Remember, though, that this is only a rule of thumb not the law of the digital land. Even if initial profits from your PPC campaign disappoint, dig deeper and consider that you may still be acquiring loyal customers. The lesson is to always pay close attention to both short- and long-term metrics. If your sales, leads, or other desired visitor actions increased right after you began your pay-per-click campaign, you are on the right track.
If you want to stay on budget, you have to track conversions. Examples of a conversion might be:
- A visitor makes a purchase
- A visitor completes a sales inquiry form
- A visitor downloads a white paper and registers
A conversion does not have to be a sale, but it must be worth something to you.
Most everyone bids on popular terms and that drives up the cost per click.
Spend most of your energy, then, focusing on more descriptive, long-tail keywords—long-tail keywords cost less and the people using them to search are more likely to buy.

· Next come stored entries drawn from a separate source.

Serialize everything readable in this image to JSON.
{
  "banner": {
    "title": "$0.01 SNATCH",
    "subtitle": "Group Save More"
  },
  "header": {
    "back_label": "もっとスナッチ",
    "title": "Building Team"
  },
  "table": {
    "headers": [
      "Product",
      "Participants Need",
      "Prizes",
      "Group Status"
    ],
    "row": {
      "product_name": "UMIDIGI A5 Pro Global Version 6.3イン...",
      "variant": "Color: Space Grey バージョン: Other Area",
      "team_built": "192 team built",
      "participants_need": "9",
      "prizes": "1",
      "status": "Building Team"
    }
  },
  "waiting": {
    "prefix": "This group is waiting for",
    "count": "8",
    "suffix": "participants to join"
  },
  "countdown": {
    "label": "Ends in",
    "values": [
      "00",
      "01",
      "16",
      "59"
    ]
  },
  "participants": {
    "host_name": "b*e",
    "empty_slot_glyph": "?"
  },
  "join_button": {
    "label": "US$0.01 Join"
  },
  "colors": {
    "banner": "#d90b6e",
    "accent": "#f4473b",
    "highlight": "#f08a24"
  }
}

Portent, Inc. points out that Google, Bing and most other PPC services will show you the estimated cost per click, along with the average number of searches per day, for the keywords on your list.
A high quality score translates to more views, more clicks and, theoretically, more revenue for your business.
Do your homework, choose your keywords wisely, set up conversion goals and keep track of what campaigns are working and what campaigns need attention. That said, Portent, Inc., suggests not immediately altering your campaigns if they suddenly become searched less often. Instead, wait several days to ensure that you are not witnessing a statistical anomaly; you are ultimately focusing on conversions, not clicks.
Remember, staying in tune with your PPC ad campaign(s) is simply another way to nurture your business, strengthen your brand, and increase your bottom line.